In an industry that is facing wave after wave of layoffs, Greg Foertsch details how keeping the XCOM team together made for a better sequel.
Well yeah - game development, a creative endeavour, benefits from continuity within the team working on it. Once you lose a certain percentage of that team, or even just a handful of key figures, the original vision and the lessons learned during its realisation are lost forever.
You’d think this was obvious, but apparently not to the c-suites, who see everyone as replaceable cogs.
This is the first I’m hearing about Star Wars Zero Company. Looks like XCOM in the Star Wars universe. I think I’d prefer XCOM 3, but this looks interesting.
have you tried Phoenix Point?
Yeah, it’s not bad but I think XCOM is better.
One of the big lessons I want to slam in the face of shareholders is that even auteurs don’t matter the way they do in comics, film, or TV. People like Hideo Kojima can do great things, but even Death Stranding got a bit of a release backlash for not feeling like MGS. Games, especially compared to other fields, are really a product of a whole team generating ideas that mesh.

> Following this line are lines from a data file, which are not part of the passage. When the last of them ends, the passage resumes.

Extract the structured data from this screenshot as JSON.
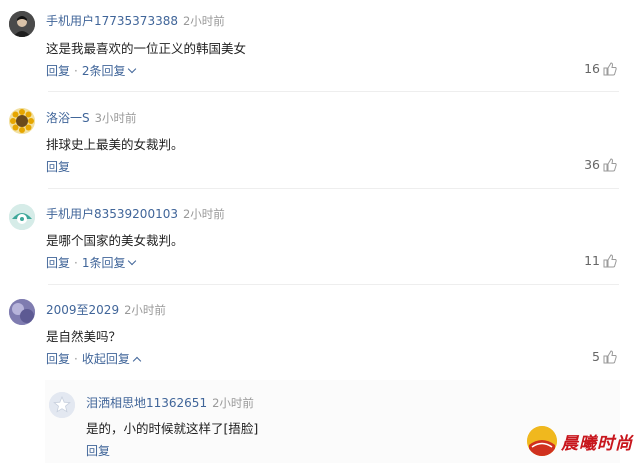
{
  "comments": [
    {
      "user": "手机用户17735373388",
      "time": "2小时前",
      "text": "这是我最喜欢的一位正义的韩国美女",
      "reply_label": "回复",
      "replies_label": "2条回复",
      "likes": "16"
    },
    {
      "user": "洛浴一S",
      "time": "3小时前",
      "text": "排球史上最美的女裁判。",
      "reply_label": "回复",
      "likes": "36"
    },
    {
      "user": "手机用户83539200103",
      "time": "2小时前",
      "text": "是哪个国家的美女裁判。",
      "reply_label": "回复",
      "replies_label": "1条回复",
      "likes": "11"
    },
    {
      "user": "2009至2029",
      "time": "2小时前",
      "text": "是自然美吗？",
      "reply_label": "回复",
      "replies_label": "收起回复",
      "likes": "5"
    }
  ],
  "reply": {
    "user": "泪洒相思地11362651",
    "time": "2小时前",
    "text": "是的，小的时候就这样了[捂脸]",
    "reply_label": "回复"
  },
  "watermark": "晨曦时尚",
  "colors": {
    "link": "#406599",
    "time": "#999999",
    "watermark": "#c8161d"
  },
  "icons": [
    "thumbs-up-icon",
    "chevron-down-icon",
    "chevron-up-icon",
    "sunflower-avatar",
    "star-avatar"
  ]
}
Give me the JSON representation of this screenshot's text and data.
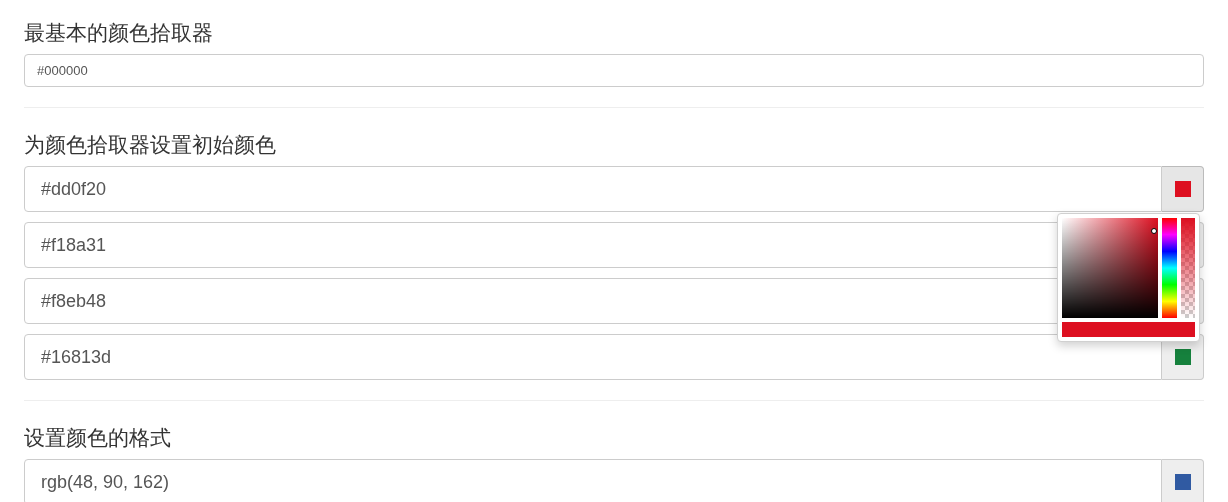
{
  "sections": [
    {
      "title": "最基本的颜色拾取器",
      "kind": "plain",
      "inputs": [
        {
          "value": "#000000"
        }
      ]
    },
    {
      "title": "为颜色拾取器设置初始颜色",
      "kind": "addon",
      "inputs": [
        {
          "value": "#dd0f20",
          "color": "#dd0f20",
          "picker_open": true
        },
        {
          "value": "#f18a31"
        },
        {
          "value": "#f8eb48"
        },
        {
          "value": "#16813d",
          "color": "#16813d"
        }
      ]
    },
    {
      "title": "设置颜色的格式",
      "kind": "addon",
      "inputs": [
        {
          "value": "rgb(48, 90, 162)",
          "color": "#305aa2"
        }
      ]
    }
  ]
}
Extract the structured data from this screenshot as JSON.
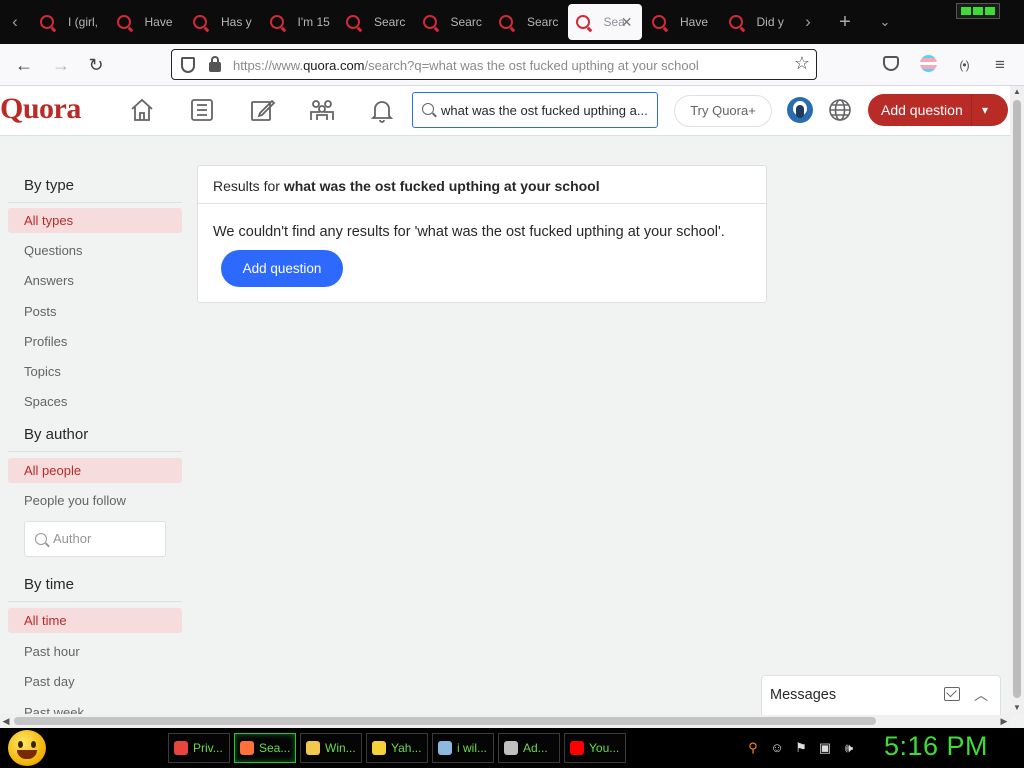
{
  "browser": {
    "tabs": [
      {
        "title": "I (girl,"
      },
      {
        "title": "Have"
      },
      {
        "title": "Has y"
      },
      {
        "title": "I'm 15"
      },
      {
        "title": "Searc"
      },
      {
        "title": "Searc"
      },
      {
        "title": "Searc"
      },
      {
        "title": "Sea",
        "active": true
      },
      {
        "title": "Have"
      },
      {
        "title": "Did y"
      }
    ],
    "url_prefix": "https://www.",
    "url_domain": "quora.com",
    "url_rest": "/search?q=what was the ost fucked upthing at your school"
  },
  "header": {
    "logo": "Quora",
    "search_value": "what was the ost fucked upthing a...",
    "try_button": "Try Quora+",
    "add_question": "Add question",
    "accent_color": "#b92b27"
  },
  "sidebar": {
    "by_type": {
      "heading": "By type",
      "items": [
        "All types",
        "Questions",
        "Answers",
        "Posts",
        "Profiles",
        "Topics",
        "Spaces"
      ],
      "selected": "All types"
    },
    "by_author": {
      "heading": "By author",
      "items": [
        "All people",
        "People you follow"
      ],
      "selected": "All people",
      "author_placeholder": "Author"
    },
    "by_time": {
      "heading": "By time",
      "items": [
        "All time",
        "Past hour",
        "Past day",
        "Past week"
      ],
      "selected": "All time"
    }
  },
  "results": {
    "prefix": "Results for ",
    "query": "what was the ost fucked upthing at your school",
    "message": "We couldn't find any results for 'what was the ost fucked upthing at your school'.",
    "button": "Add question",
    "button_color": "#2e69ff"
  },
  "messages": {
    "label": "Messages"
  },
  "taskbar": {
    "tasks": [
      {
        "label": "Priv...",
        "icon": "chrome-icon",
        "color": "#e8453c"
      },
      {
        "label": "Sea...",
        "icon": "firefox-icon",
        "color": "#ff7139",
        "active": true
      },
      {
        "label": "Win...",
        "icon": "folder-icon",
        "color": "#f2c94c"
      },
      {
        "label": "Yah...",
        "icon": "yahoo-smiley-icon",
        "color": "#f6d13a"
      },
      {
        "label": "i wil...",
        "icon": "notepad-icon",
        "color": "#8fb8e0"
      },
      {
        "label": "Ad...",
        "icon": "cmd-icon",
        "color": "#c0c0c0"
      },
      {
        "label": "You...",
        "icon": "youtube-icon",
        "color": "#ff0000"
      }
    ],
    "clock": "5:16 PM"
  }
}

Sometimes all it takes is for a little bit of group breakage or brain drain, even just the unknown Engine Programmer departing, for the next project to not feel the same.
Bit of a tough sell to shareholders when Death Stranding sold well north of 10 million copies.
Oh, it found its audience, I just mean not all of it was off the same crowd. It thankfully got a visibility boost off the initial “MGS6” expectations, but for other creators they either don’t get that chance or the game isn’t even worth the chance.
Coincidentally, I suddenly felt like playing XCOM 2 again.